Je suis née de mère hôtesse d'accueil au crédit mutuel, et de père imprimeur. J'ai passé la plupart de mon temps à jouer entre les cartons, ou sur Paint, et à faire ma sieste sur des liasses de papier avec ma couverture et mon lapin bleu et blanc. Je voyais les deux ou trois employés de mon père charger la machine d'une quantité de feuille ou bien y mettre de l'encre. Lorsque nous sommes enfant, nous idéalisons toujours nos parents, et je crois que cette entreprise à été la naissance de ce passe-temps.
Cependant lorsque j'étais en âge d'entrer à l'école élèmentaire, je ne sais pourquoi, les cours habituels ne me suffisait pas pour vouloir apprendre à lire et à écrire. Surement avais-je eu un blocage dû à une cause qui m'est encore inconnue. Une institutrice a alors décidé sous l'accord de ma mère, de me prendre à toutes les récréations dans le but que je puisse passer la classe supérieur, pendant que les autres s'amusaient. Je n'avais d'autre solution que d'apprendre et de passer mon temps a essayer de déchiffrer ces lettres qui se présentaient à moi. Ce passage de ma vie d'enfant est-il surement responsable de ma solitude et mon esprit rêveur. Plus tard je passais la plus grande partie de mes récrés avec un livre à la main ou avec une feuille et un crayon.
Notons aussi que j'ai un frère, de 13 ans plus âgé que moi, alors on peut dire qu'on m'a élevé comme une fille unique. Ma s½ur n'a été que ma meilleure amie, celle qui cassait mes jeux de solitude avec mes poupées. Nous avons grandies ensemble, et pris une route différente, pour nous retrouver trois ans plus tard. Elle a été ma première véritable déception. Elle m'a appris durant cette période, la souffrance, la rancune, l'écriture mélancolique : la vie en générale. Mais avant d'écrire pour un garçon qui ne m'aimais pas, ou pour divers frustration de ce genre, je créais le beau, l'irréel, le rêve. J'inventais, j'imaginais le monde dans lequel j'aurai aimer vivre, être une autre Shinn plus parfaite, par le biais de petite histoire ou début de récit. Ma mère me dit que je notais tout ce que je voyais, comme un film par exemple. Peut-être étais-ce pour ne pas oublier, pour me souvenir des bons moments passés ou de ce que j'avais apprécié. Ce mot m'a toujours semblé une chose flou, car à part dans notre tête ou sur les photos, nous n'en avons pas.

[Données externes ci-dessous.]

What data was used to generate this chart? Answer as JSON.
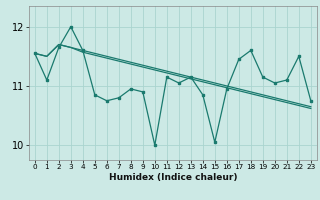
{
  "xlabel": "Humidex (Indice chaleur)",
  "bg_color": "#cce9e5",
  "grid_color": "#aad4cf",
  "line_color": "#1a7a6e",
  "xlim": [
    -0.5,
    23.5
  ],
  "ylim": [
    9.75,
    12.35
  ],
  "yticks": [
    10,
    11,
    12
  ],
  "xticks": [
    0,
    1,
    2,
    3,
    4,
    5,
    6,
    7,
    8,
    9,
    10,
    11,
    12,
    13,
    14,
    15,
    16,
    17,
    18,
    19,
    20,
    21,
    22,
    23
  ],
  "series_zigzag": [
    11.55,
    11.1,
    11.65,
    12.0,
    11.6,
    10.85,
    10.75,
    10.8,
    10.95,
    10.9,
    10.0,
    11.15,
    11.05,
    11.15,
    10.85,
    10.05,
    10.95,
    11.45,
    11.6,
    11.15,
    11.05,
    11.1,
    11.5,
    10.75
  ],
  "series_line1": [
    11.55,
    11.5,
    11.7,
    11.65,
    11.6,
    11.55,
    11.5,
    11.45,
    11.4,
    11.35,
    11.3,
    11.25,
    11.2,
    11.15,
    11.1,
    11.05,
    11.0,
    10.95,
    10.9,
    10.85,
    10.8,
    10.75,
    10.7,
    10.65
  ],
  "series_line2": [
    11.55,
    11.5,
    11.7,
    11.65,
    11.57,
    11.52,
    11.47,
    11.42,
    11.37,
    11.32,
    11.27,
    11.22,
    11.17,
    11.12,
    11.07,
    11.02,
    10.97,
    10.92,
    10.87,
    10.82,
    10.77,
    10.72,
    10.67,
    10.62
  ]
}
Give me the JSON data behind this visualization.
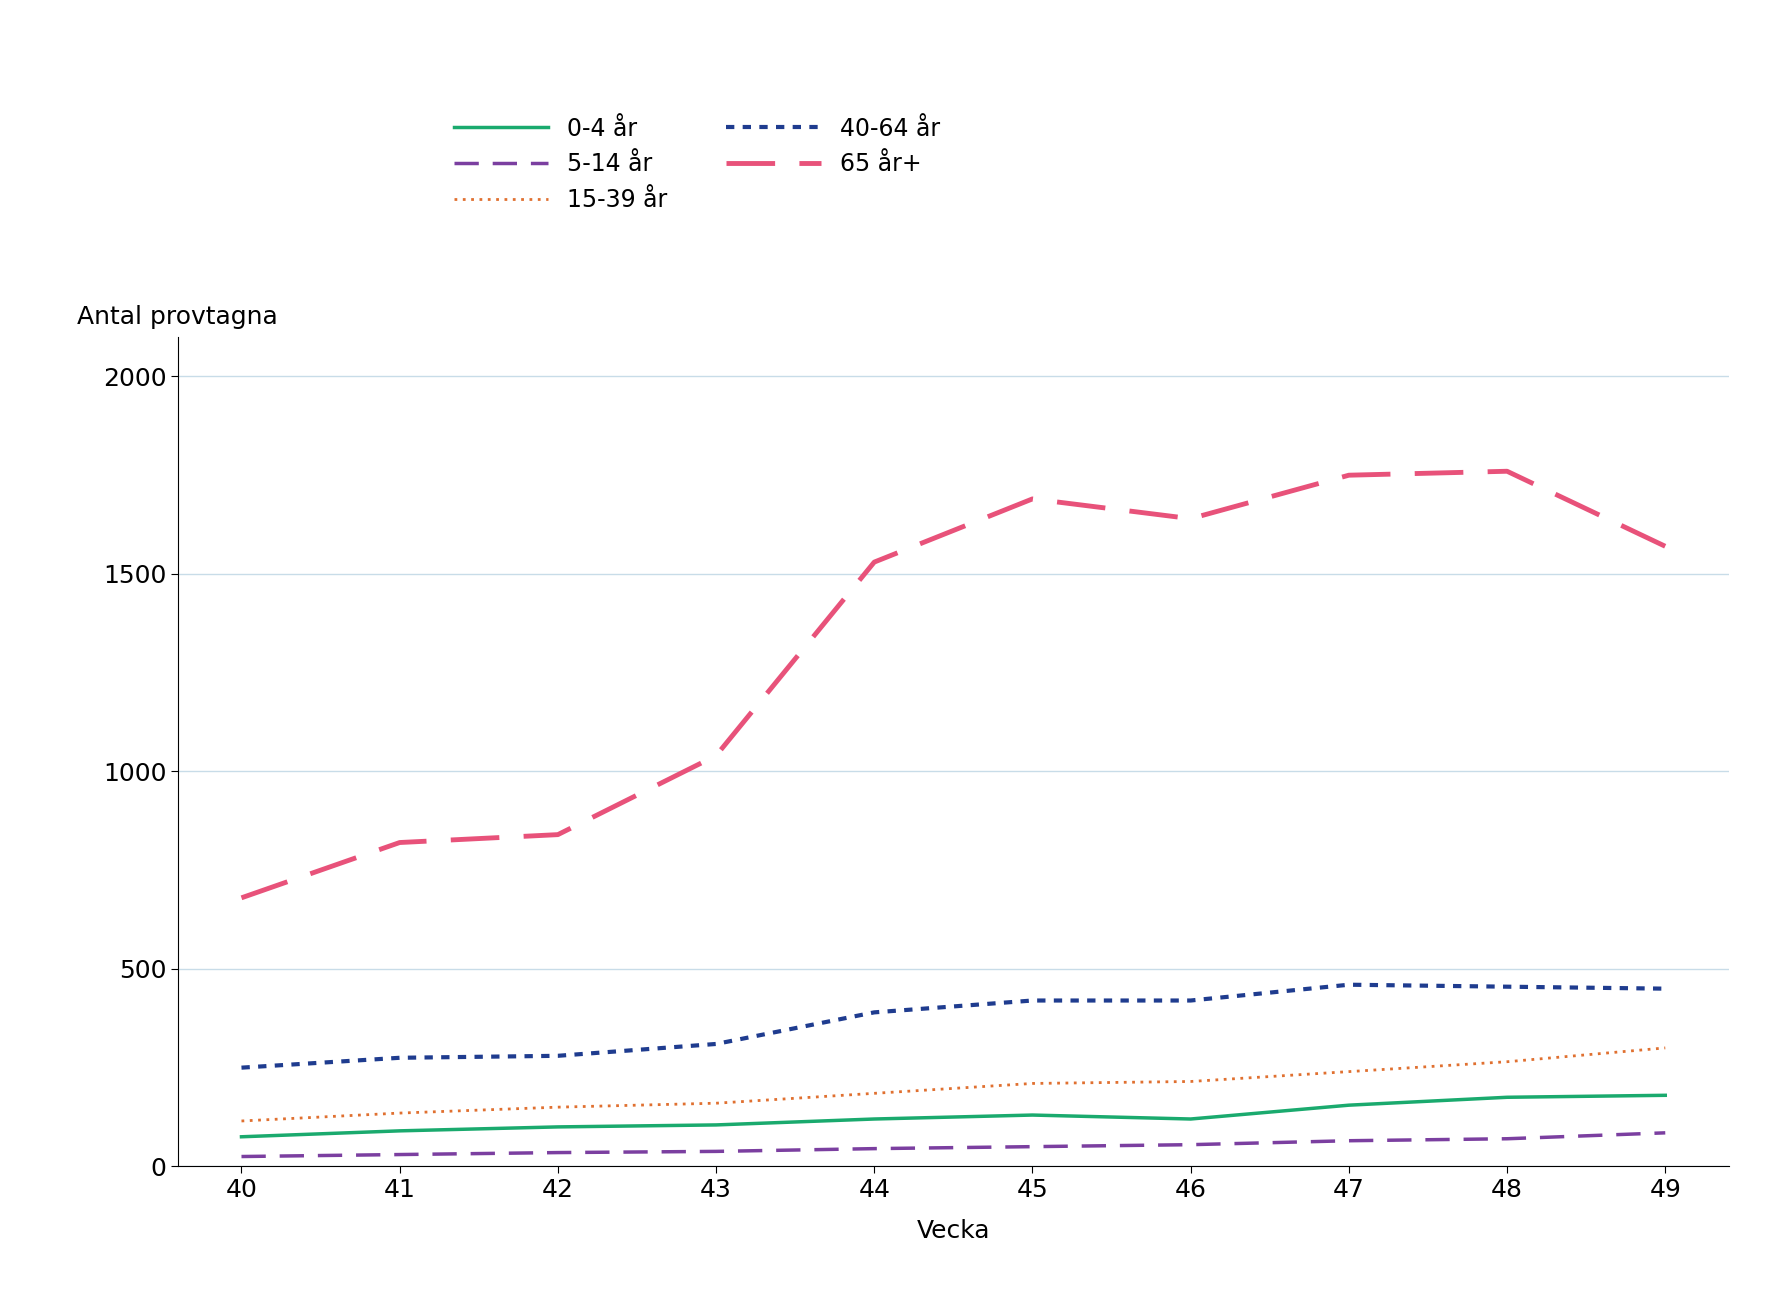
{
  "weeks": [
    40,
    41,
    42,
    43,
    44,
    45,
    46,
    47,
    48,
    49
  ],
  "series_order": [
    "0-4 år",
    "5-14 år",
    "15-39 år",
    "40-64 år",
    "65 år+"
  ],
  "series": {
    "0-4 år": {
      "values": [
        75,
        90,
        100,
        105,
        120,
        130,
        120,
        155,
        175,
        180
      ],
      "color": "#1aaa6e",
      "linestyle": "solid",
      "linewidth": 2.5,
      "dashes": null
    },
    "5-14 år": {
      "values": [
        25,
        30,
        35,
        38,
        45,
        50,
        55,
        65,
        70,
        85
      ],
      "color": "#7b3fa0",
      "linestyle": "dashed",
      "linewidth": 2.5,
      "dashes": [
        7,
        4
      ]
    },
    "15-39 år": {
      "values": [
        115,
        135,
        150,
        160,
        185,
        210,
        215,
        240,
        265,
        300
      ],
      "color": "#e07030",
      "linestyle": "dotted",
      "linewidth": 2.0,
      "dashes": [
        1,
        2
      ]
    },
    "40-64 år": {
      "values": [
        250,
        275,
        280,
        310,
        390,
        420,
        420,
        460,
        455,
        450
      ],
      "color": "#1f3c8f",
      "linestyle": "dotted",
      "linewidth": 3.0,
      "dashes": [
        2,
        2
      ]
    },
    "65 år+": {
      "values": [
        680,
        820,
        840,
        1040,
        1530,
        1690,
        1640,
        1750,
        1760,
        1570
      ],
      "color": "#e8527a",
      "linestyle": "dashed",
      "linewidth": 3.5,
      "dashes": [
        10,
        5
      ]
    }
  },
  "xlabel": "Vecka",
  "ylabel": "Antal provtagna",
  "ylim": [
    0,
    2100
  ],
  "yticks": [
    0,
    500,
    1000,
    1500,
    2000
  ],
  "xlim": [
    39.6,
    49.4
  ],
  "xticks": [
    40,
    41,
    42,
    43,
    44,
    45,
    46,
    47,
    48,
    49
  ],
  "grid_color": "#c8dce8",
  "background_color": "#ffffff",
  "label_fontsize": 18,
  "tick_fontsize": 18,
  "legend_fontsize": 17
}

Je peux dire que mon inspiration vient de deux choses : de cette âme d'enfant, la tête dans les étoiles, vivant à 10 milles lieux de là. Mais aussi pour la décharge de ces sentiments qui m'accablent, et qui aujourd'hui me semble une chose indispensable. Voila pourquoi une histoire parlant d'une jolie jeune fille imaginaire peut paraître heureuse, alors qu'un texte personnel pourra vous faire penser à une personne malheureuse.